For every contributor to an open source project in the old days, there might be fifty failed forks on github, sure. But for every five failed forks, there will be one that thrives and which commits get accepted back.
What you are seeing is both an explosion in contributions and a permanent log of every failed contribution ever. This greatly affects your perception.
Back in the old days it was infinitely harder to provide and apply a useful patch, so it wasn't done in nearly the same frequency. Contributions were limited to a small circle of people motivated and skilled enough to climb the huge hurdle.
Nowadays, creating and submitting a patch is trivial, so the hurdle is much smaller. Hence you will get many, many more people to try and contribute, which, because of how github works is also visible to the public for all eternity.
At least in my case, none of my patches I sent in in the old days and which were not accepted are visible anywhere. Heck, most of the time you'd have a really hard time at even finding the patches that were accepted.
Github is far from killing open source. Quite to the contrary. But as visibility increases and hurdles get torn down, you might have to adjust your perception of reality.
Oh man, when I first started regularly contributing to open source, I had to make a patch and manually increment the numeric prefix when i committed it to a public cvs repository's patches directory.
Then I had to write an email to let people know about it.
That was followed by posting patches as attachments to issues on an issue queue, with no version control net on my side, unless you count committing CVS repositories into subversion.
OP just isn't aware of all the failed forks/patches because they were never as readily available and easy to merge before.
In Ye Olde Days at least the main repository was something you visibly had to maintain. The original author A would set up a project on sourceforge, and add B, C and D with commit access. (Indeed, I remember this being cited as one of the great advantages of git - it breaks down the two-tier society where you had an inner circle of authorized committers, and then second-class citizens who had to submit their patches). But it did mean you would do succession planning around it - if A got hit by a bus, someone else would have access to the One True Repository, and they could take over merging patches from outside contributors.
Ironically, github is making it easier to have a single central point of failure.
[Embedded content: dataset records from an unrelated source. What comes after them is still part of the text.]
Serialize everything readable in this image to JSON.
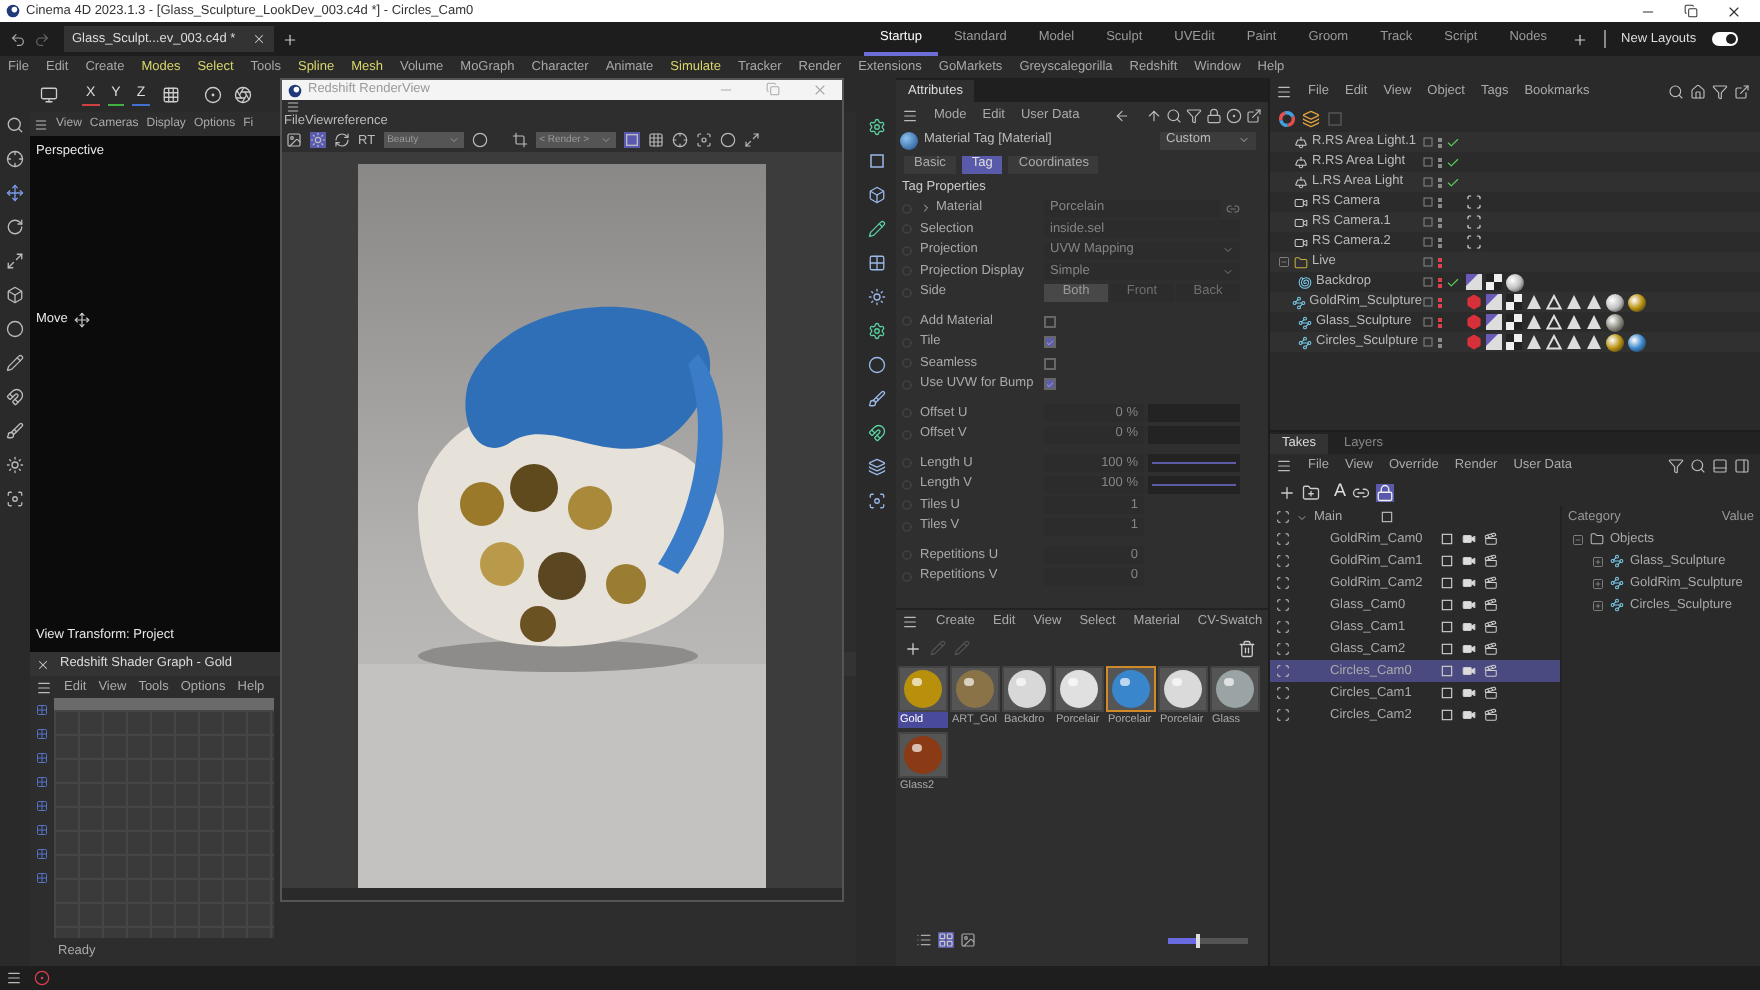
{
  "window": {
    "title": "Cinema 4D 2023.1.3 - [Glass_Sculpture_LookDev_003.c4d *] - Circles_Cam0"
  },
  "document_tab": {
    "label": "Glass_Sculpt...ev_003.c4d *"
  },
  "layouts": [
    {
      "label": "Startup",
      "selected": true
    },
    {
      "label": "Standard",
      "selected": false
    },
    {
      "label": "Model",
      "selected": false
    },
    {
      "label": "Sculpt",
      "selected": false
    },
    {
      "label": "UVEdit",
      "selected": false
    },
    {
      "label": "Paint",
      "selected": false
    },
    {
      "label": "Groom",
      "selected": false
    },
    {
      "label": "Track",
      "selected": false
    },
    {
      "label": "Script",
      "selected": false
    },
    {
      "label": "Nodes",
      "selected": false
    }
  ],
  "new_layouts": {
    "label": "New Layouts",
    "on": true
  },
  "main_menu": [
    {
      "label": "File",
      "highlighted": false
    },
    {
      "label": "Edit",
      "highlighted": false
    },
    {
      "label": "Create",
      "highlighted": false
    },
    {
      "label": "Modes",
      "highlighted": true
    },
    {
      "label": "Select",
      "highlighted": true
    },
    {
      "label": "Tools",
      "highlighted": false
    },
    {
      "label": "Spline",
      "highlighted": true
    },
    {
      "label": "Mesh",
      "highlighted": true
    },
    {
      "label": "Volume",
      "highlighted": false
    },
    {
      "label": "MoGraph",
      "highlighted": false
    },
    {
      "label": "Character",
      "highlighted": false
    },
    {
      "label": "Animate",
      "highlighted": false
    },
    {
      "label": "Simulate",
      "highlighted": true
    },
    {
      "label": "Tracker",
      "highlighted": false
    },
    {
      "label": "Render",
      "highlighted": false
    },
    {
      "label": "Extensions",
      "highlighted": false
    },
    {
      "label": "GoMarkets",
      "highlighted": false
    },
    {
      "label": "Greyscalegorilla",
      "highlighted": false
    },
    {
      "label": "Redshift",
      "highlighted": false
    },
    {
      "label": "Window",
      "highlighted": false
    },
    {
      "label": "Help",
      "highlighted": false
    }
  ],
  "toolbar": {
    "axes": [
      "X",
      "Y",
      "Z"
    ]
  },
  "viewport": {
    "menu": [
      "View",
      "Cameras",
      "Display",
      "Options",
      "Fi"
    ],
    "camera": "Perspective",
    "tool": "Move",
    "view_transform": "View Transform: Project"
  },
  "shader_graph": {
    "title": "Redshift Shader Graph - Gold",
    "menu": [
      "Edit",
      "View",
      "Tools",
      "Options",
      "Help"
    ],
    "status": "Ready"
  },
  "render_view": {
    "title": "Redshift RenderView",
    "menu": "FileViewreference",
    "rt": "RT",
    "aov": "Beauty",
    "camera": "< Render >"
  },
  "attributes": {
    "tab": "Attributes",
    "menu": [
      "Mode",
      "Edit",
      "User Data"
    ],
    "object": "Material Tag [Material]",
    "mode": "Custom",
    "tabs": [
      {
        "label": "Basic",
        "selected": false
      },
      {
        "label": "Tag",
        "selected": true
      },
      {
        "label": "Coordinates",
        "selected": false
      }
    ],
    "section": "Tag Properties",
    "groups": [
      [
        {
          "kind": "link",
          "label": "Material",
          "value": "Porcelain"
        },
        {
          "kind": "text",
          "label": "Selection",
          "value": "inside.sel"
        },
        {
          "kind": "dropdown",
          "label": "Projection",
          "value": "UVW Mapping"
        },
        {
          "kind": "dropdown",
          "label": "Projection Display",
          "value": "Simple"
        },
        {
          "kind": "segmented",
          "label": "Side",
          "options": [
            {
              "label": "Both",
              "selected": true
            },
            {
              "label": "Front",
              "selected": false
            },
            {
              "label": "Back",
              "selected": false
            }
          ]
        }
      ],
      [
        {
          "kind": "checkbox",
          "label": "Add Material",
          "checked": false
        },
        {
          "kind": "checkbox",
          "label": "Tile",
          "checked": true
        },
        {
          "kind": "checkbox",
          "label": "Seamless",
          "checked": false
        },
        {
          "kind": "checkbox",
          "label": "Use UVW for Bump",
          "checked": true
        }
      ],
      [
        {
          "kind": "slider",
          "label": "Offset U",
          "value": "0 %",
          "level": 0
        },
        {
          "kind": "slider",
          "label": "Offset V",
          "value": "0 %",
          "level": 0
        }
      ],
      [
        {
          "kind": "slider",
          "label": "Length U",
          "value": "100 %",
          "level": 1
        },
        {
          "kind": "slider",
          "label": "Length V",
          "value": "100 %",
          "level": 1
        },
        {
          "kind": "number",
          "label": "Tiles U",
          "value": "1"
        },
        {
          "kind": "number",
          "label": "Tiles V",
          "value": "1"
        }
      ],
      [
        {
          "kind": "number",
          "label": "Repetitions U",
          "value": "0"
        },
        {
          "kind": "number",
          "label": "Repetitions V",
          "value": "0"
        }
      ]
    ]
  },
  "materials": {
    "menu": [
      "Create",
      "Edit",
      "View",
      "Select",
      "Material",
      "CV-Swatch"
    ],
    "items": [
      {
        "name": "Gold",
        "color": "#b8900c",
        "selected": true,
        "linked": false
      },
      {
        "name": "ART_Gol",
        "color": "#8a7346",
        "selected": false,
        "linked": false
      },
      {
        "name": "Backdro",
        "color": "#d8d8d8",
        "selected": false,
        "linked": false
      },
      {
        "name": "Porcelair",
        "color": "#e0e0e0",
        "selected": false,
        "linked": false
      },
      {
        "name": "Porcelair",
        "color": "#3a86cc",
        "selected": false,
        "linked": true
      },
      {
        "name": "Porcelair",
        "color": "#dadada",
        "selected": false,
        "linked": false
      },
      {
        "name": "Glass",
        "color": "#9aa4a4",
        "selected": false,
        "linked": false
      },
      {
        "name": "Glass2",
        "color": "#8a3a14",
        "selected": false,
        "linked": false
      }
    ],
    "zoom": {
      "level": 0.35
    }
  },
  "objects": {
    "menu": [
      "File",
      "Edit",
      "View",
      "Object",
      "Tags",
      "Bookmarks"
    ],
    "items": [
      {
        "name": "R.RS Area Light.1",
        "kind": "light",
        "color": "#8a8a8a",
        "checked": true
      },
      {
        "name": "R.RS Area Light",
        "kind": "light",
        "color": "#8a8a8a",
        "checked": true
      },
      {
        "name": "L.RS Area Light",
        "kind": "light",
        "color": "#8a8a8a",
        "checked": true
      },
      {
        "name": "RS Camera",
        "kind": "camera",
        "color": "#8a8a8a",
        "checked": false,
        "tags": [
          {
            "kind": "view"
          }
        ]
      },
      {
        "name": "RS Camera.1",
        "kind": "camera",
        "color": "#8a8a8a",
        "checked": false,
        "tags": [
          {
            "kind": "view"
          }
        ]
      },
      {
        "name": "RS Camera.2",
        "kind": "camera",
        "color": "#8a8a8a",
        "checked": false,
        "tags": [
          {
            "kind": "view"
          }
        ]
      },
      {
        "name": "Live",
        "kind": "folder",
        "color": "#e0404e",
        "checked": false,
        "expanded": true,
        "children": [
          {
            "name": "Backdrop",
            "kind": "backdrop",
            "color": "#e0404e",
            "checked": true,
            "tags": [
              {
                "kind": "texture"
              },
              {
                "kind": "checker"
              },
              {
                "kind": "sphere-grey"
              }
            ]
          },
          {
            "name": "GoldRim_Sculpture",
            "kind": "sculpture",
            "color": "#e0404e",
            "checked": false,
            "tags": [
              {
                "kind": "phong"
              },
              {
                "kind": "texture"
              },
              {
                "kind": "checker"
              },
              {
                "kind": "triangle"
              },
              {
                "kind": "triangle-outline"
              },
              {
                "kind": "triangle"
              },
              {
                "kind": "triangle"
              },
              {
                "kind": "sphere-grey"
              },
              {
                "kind": "sphere-gold"
              }
            ]
          },
          {
            "name": "Glass_Sculpture",
            "kind": "sculpture",
            "color": "#e0404e",
            "checked": false,
            "tags": [
              {
                "kind": "phong"
              },
              {
                "kind": "texture"
              },
              {
                "kind": "checker"
              },
              {
                "kind": "triangle"
              },
              {
                "kind": "triangle-outline"
              },
              {
                "kind": "triangle"
              },
              {
                "kind": "triangle"
              },
              {
                "kind": "sphere-glass"
              }
            ]
          },
          {
            "name": "Circles_Sculpture",
            "kind": "sculpture",
            "color": "#8a8a8a",
            "checked": false,
            "tags": [
              {
                "kind": "phong"
              },
              {
                "kind": "texture"
              },
              {
                "kind": "checker"
              },
              {
                "kind": "triangle"
              },
              {
                "kind": "triangle-outline"
              },
              {
                "kind": "triangle"
              },
              {
                "kind": "triangle"
              },
              {
                "kind": "sphere-gold"
              },
              {
                "kind": "sphere-blue"
              }
            ]
          }
        ]
      }
    ]
  },
  "takes": {
    "tabs": [
      {
        "label": "Takes",
        "selected": true
      },
      {
        "label": "Layers",
        "selected": false
      }
    ],
    "menu": [
      "File",
      "View",
      "Override",
      "Render",
      "User Data"
    ],
    "auto_take": "A",
    "root": {
      "name": "Main",
      "expanded": true,
      "children": [
        {
          "name": "GoldRim_Cam0",
          "selected": false
        },
        {
          "name": "GoldRim_Cam1",
          "selected": false
        },
        {
          "name": "GoldRim_Cam2",
          "selected": false
        },
        {
          "name": "Glass_Cam0",
          "selected": false
        },
        {
          "name": "Glass_Cam1",
          "selected": false
        },
        {
          "name": "Glass_Cam2",
          "selected": false
        },
        {
          "name": "Circles_Cam0",
          "selected": true
        },
        {
          "name": "Circles_Cam1",
          "selected": false
        },
        {
          "name": "Circles_Cam2",
          "selected": false
        }
      ]
    },
    "overrides": {
      "columns": [
        "Category",
        "Value"
      ],
      "root": {
        "name": "Objects",
        "expanded": true,
        "children": [
          {
            "name": "Glass_Sculpture",
            "expanded": false
          },
          {
            "name": "GoldRim_Sculpture",
            "expanded": false
          },
          {
            "name": "Circles_Sculpture",
            "expanded": false
          }
        ]
      }
    }
  }
}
Because it's so easy for the original author to merge patches from other repositories, there's no longer any pressure to give other people access to the "master" repository. Which is fine until the original author stops doing it (for whatever reason)
> For every contributor to an open source project in the old days, there might be fifty failed forks on github, sure. But for every five failed forks, there will be one that thrives and which commits get accepted back.
Define "failed fork". GitHub&al, propelled by decentralized VCSs, definitely changed the meaning of 'fork'. Previously, creating a fork was a serious act, taken only when you did not have access to the central repository and had to do modifications, or when a given project was going nowhere anymore, or not where or how you wanted. A fork was either a rebirth or a schism.
But that changed.
A fork is now part of the global workflow. One forks and submits a pull request almost like one would checkout, diff and mail a patch previously. The definition of a 'failed fork' is therefore wildly different since the very notion of fork evolved dramatically. Forks never submitting pull requests have their own use so you can't even qualify a fork based on that.
It's the standard tokyo tyrant cache backend for django with a bugfix (it reconnects if the connection dies). The pull request was made in august last year, and I've heard nothing back. Oh well.
On the other hand, my connections to tokyo tyrant don't crap out, and I've got a nice permalinked submodule in my main project. (Or I did before I switched to redis.)
Is this a failed fork? By the definition of the author, sure. But it's made me happy. And if someone else needs this bugfix, it will probably make them happy too.
Besides, it makes upgrading your variant much easier, since you're tracking a remote and can easily (and more often than not, trivially) fetch from then merge with/rebase on it.
Not necessarily. If a project doesn't merge a proposed patch, the patch could simply be deemed inappropriate for the projects chosen direction.
So if a fork doesn't get merged upstream, I see this as a failed fork.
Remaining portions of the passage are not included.